Quel sera l'impact du protocole sur l'augmentation du réchauffement de la planète? Ici, tout le monde est d'accord: il sera dérisoire. Le résultat - à ce point insignifiant - ne serait même pas mesurable. La revue «Science» l'évalue, pour 2100, à 0,15° de moins par rapport à un monde sans protocole (ce qui revient en définitive à retarder le réchauffement de six ans). L'objectif est évidemment symbolique: créer un oecuménisme planétaire par rapport à la nécessaire prise en compte des problèmes environnementaux. C'est juste un premier pas. On estime qu'il faudra au moins 30 autres Kyoto au cours de ce siècle pour éviter le réchauffement. Ce qui ne manque pas de faire peur vu l'impact désastreux du premier protocole en terme de croissance.

Le réchauffement n'est pas, loin s'en faut, le problème le plus préoccupant auquel le monde doit aujourd'hui faire face.
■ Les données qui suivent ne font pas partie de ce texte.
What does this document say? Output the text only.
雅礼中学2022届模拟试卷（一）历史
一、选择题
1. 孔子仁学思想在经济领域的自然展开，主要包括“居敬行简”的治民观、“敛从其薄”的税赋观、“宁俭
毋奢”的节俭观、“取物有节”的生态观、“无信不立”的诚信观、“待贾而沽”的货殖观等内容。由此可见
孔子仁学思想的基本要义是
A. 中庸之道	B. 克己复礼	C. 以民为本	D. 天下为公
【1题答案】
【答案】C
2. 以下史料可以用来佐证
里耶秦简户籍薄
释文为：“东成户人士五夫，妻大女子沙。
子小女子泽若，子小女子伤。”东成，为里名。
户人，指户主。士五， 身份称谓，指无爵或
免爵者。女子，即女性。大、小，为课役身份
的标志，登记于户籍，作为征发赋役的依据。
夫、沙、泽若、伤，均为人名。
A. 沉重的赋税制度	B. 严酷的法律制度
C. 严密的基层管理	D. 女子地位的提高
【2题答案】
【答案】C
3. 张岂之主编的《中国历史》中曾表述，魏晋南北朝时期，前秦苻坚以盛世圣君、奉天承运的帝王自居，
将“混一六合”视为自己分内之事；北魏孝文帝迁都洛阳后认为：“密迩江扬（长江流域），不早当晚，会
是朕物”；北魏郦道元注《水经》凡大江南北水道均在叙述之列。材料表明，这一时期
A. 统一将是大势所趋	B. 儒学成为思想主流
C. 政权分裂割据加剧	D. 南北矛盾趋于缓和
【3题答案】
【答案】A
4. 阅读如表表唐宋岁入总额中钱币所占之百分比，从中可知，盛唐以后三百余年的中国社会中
Kyoto est un choix et ce dernier a un prix. On estime qu'il s'élèvera - au minimum, probablement beaucoup plus - à près de 150 milliards de dollars par an. A titre indicatif, 70 à 80 milliards de dollars par an permettraient, selon l'Unicef, à tous les habitants du Tiers-monde d'avoir accès à des services fondamentaux tels que la santé, l'éducation, l'eau et l'assainissement. Pour des coûts aussi désastreux et des résultats aussi dérisoires, est-il si opportun de ralentir notre croissance? Quand on constate qu'aucun pays n'a, jusqu'à présent, respecté les quotas qu'il s'est imposé, est-il si sage de rejeter d'emblée des projets moins ambitieux mais plus efficients tels que ceux, notamment, proposés par les Etats-Unis, patrie du mal absolu?
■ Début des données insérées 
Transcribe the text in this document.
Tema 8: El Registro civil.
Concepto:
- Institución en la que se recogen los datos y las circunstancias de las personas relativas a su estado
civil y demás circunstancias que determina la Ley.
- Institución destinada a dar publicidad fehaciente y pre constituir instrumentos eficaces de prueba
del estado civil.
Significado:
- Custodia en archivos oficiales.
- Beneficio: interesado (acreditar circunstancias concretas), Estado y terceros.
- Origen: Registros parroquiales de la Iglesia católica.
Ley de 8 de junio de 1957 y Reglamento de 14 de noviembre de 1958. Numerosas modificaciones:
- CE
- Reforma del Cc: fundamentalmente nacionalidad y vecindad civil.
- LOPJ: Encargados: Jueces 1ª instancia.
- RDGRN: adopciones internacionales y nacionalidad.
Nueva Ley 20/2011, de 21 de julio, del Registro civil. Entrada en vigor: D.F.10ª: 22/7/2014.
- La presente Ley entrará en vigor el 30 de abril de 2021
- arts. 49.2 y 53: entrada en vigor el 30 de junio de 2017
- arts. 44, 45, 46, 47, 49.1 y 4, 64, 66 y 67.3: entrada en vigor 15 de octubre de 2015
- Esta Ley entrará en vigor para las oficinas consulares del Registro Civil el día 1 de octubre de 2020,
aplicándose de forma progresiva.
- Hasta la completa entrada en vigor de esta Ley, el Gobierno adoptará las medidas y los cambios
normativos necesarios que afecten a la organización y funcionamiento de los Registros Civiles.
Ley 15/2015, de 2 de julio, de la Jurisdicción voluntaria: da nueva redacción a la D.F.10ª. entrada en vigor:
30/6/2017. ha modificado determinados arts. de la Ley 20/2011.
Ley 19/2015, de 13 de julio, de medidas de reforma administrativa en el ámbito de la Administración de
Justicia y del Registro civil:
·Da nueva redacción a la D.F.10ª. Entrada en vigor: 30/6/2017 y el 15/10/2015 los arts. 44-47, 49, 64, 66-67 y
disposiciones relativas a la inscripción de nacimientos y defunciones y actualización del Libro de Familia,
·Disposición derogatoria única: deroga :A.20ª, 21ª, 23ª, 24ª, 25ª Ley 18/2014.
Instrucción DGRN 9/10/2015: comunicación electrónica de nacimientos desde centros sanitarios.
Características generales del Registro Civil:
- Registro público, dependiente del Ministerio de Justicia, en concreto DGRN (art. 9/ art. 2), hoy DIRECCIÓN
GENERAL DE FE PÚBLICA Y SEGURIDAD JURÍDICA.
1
Dans la perception du monde comme un ensemble fini aux ressources limitées, il paraît a priori raisonnable de décélérer pour ne pas hypothéquer l'avenir des générations futures. Dans une précédente chronique, nous avons écrit quoi penser de la prétendue limitation des ressources. Le vrai débat ne concerne pas la pénurie de ces dernières mais la nuisance que leur utilisation peut générer quant à l'environnement. La pollution suit une courbe en U renversé. Selon cette «courbe environnementale de Kusnetz», la pollution augmente avec l'industrialisation mais, au-delà d'un certain stade de développement, elle se stabilise et régresse en raison du progrès technique. Ainsi, depuis 1980, l'air de Londres est redevenu beaucoup plus pur qu'il ne l'était à la fin du XVIe siècle. Le développement économique porte en lui ses propres remèdes. Heidegger affectionnait cette sentence d'Holderlin: «Là où croît le péril, croît aussi ce qui sauve».

La tradition cosmologique a sa cohérence et sa dignité. Elle a légué à l'humanité une sagesse appartenant au patrimoine vivant de cette dernière. Mais, face aux défis actuels - parmi lesquels l'impérieuse nécessité de nourrir chaque jour six milliards d'estomacs, davantage demain, et l'impératif de doter les générations futures des moyens matériels et technologiques pour faire face à des problèmes toujours nouveaux, cette antique conception s'avère périmée, étriquée et dangereuse.

Non, les frontières de la sphère ne sont pas le terminus ontologique de l'humain mais de simples barrières mentales. La terre n'est pas cette petite planète dont on a fait la tour, cette irrémédiable prison que nous devrions nous contenter d'administrer harmonieusement. C'est bien plutôt la matrice d'une infinité de possibles, la plate-forme de l'aventure et de la destinée humaine.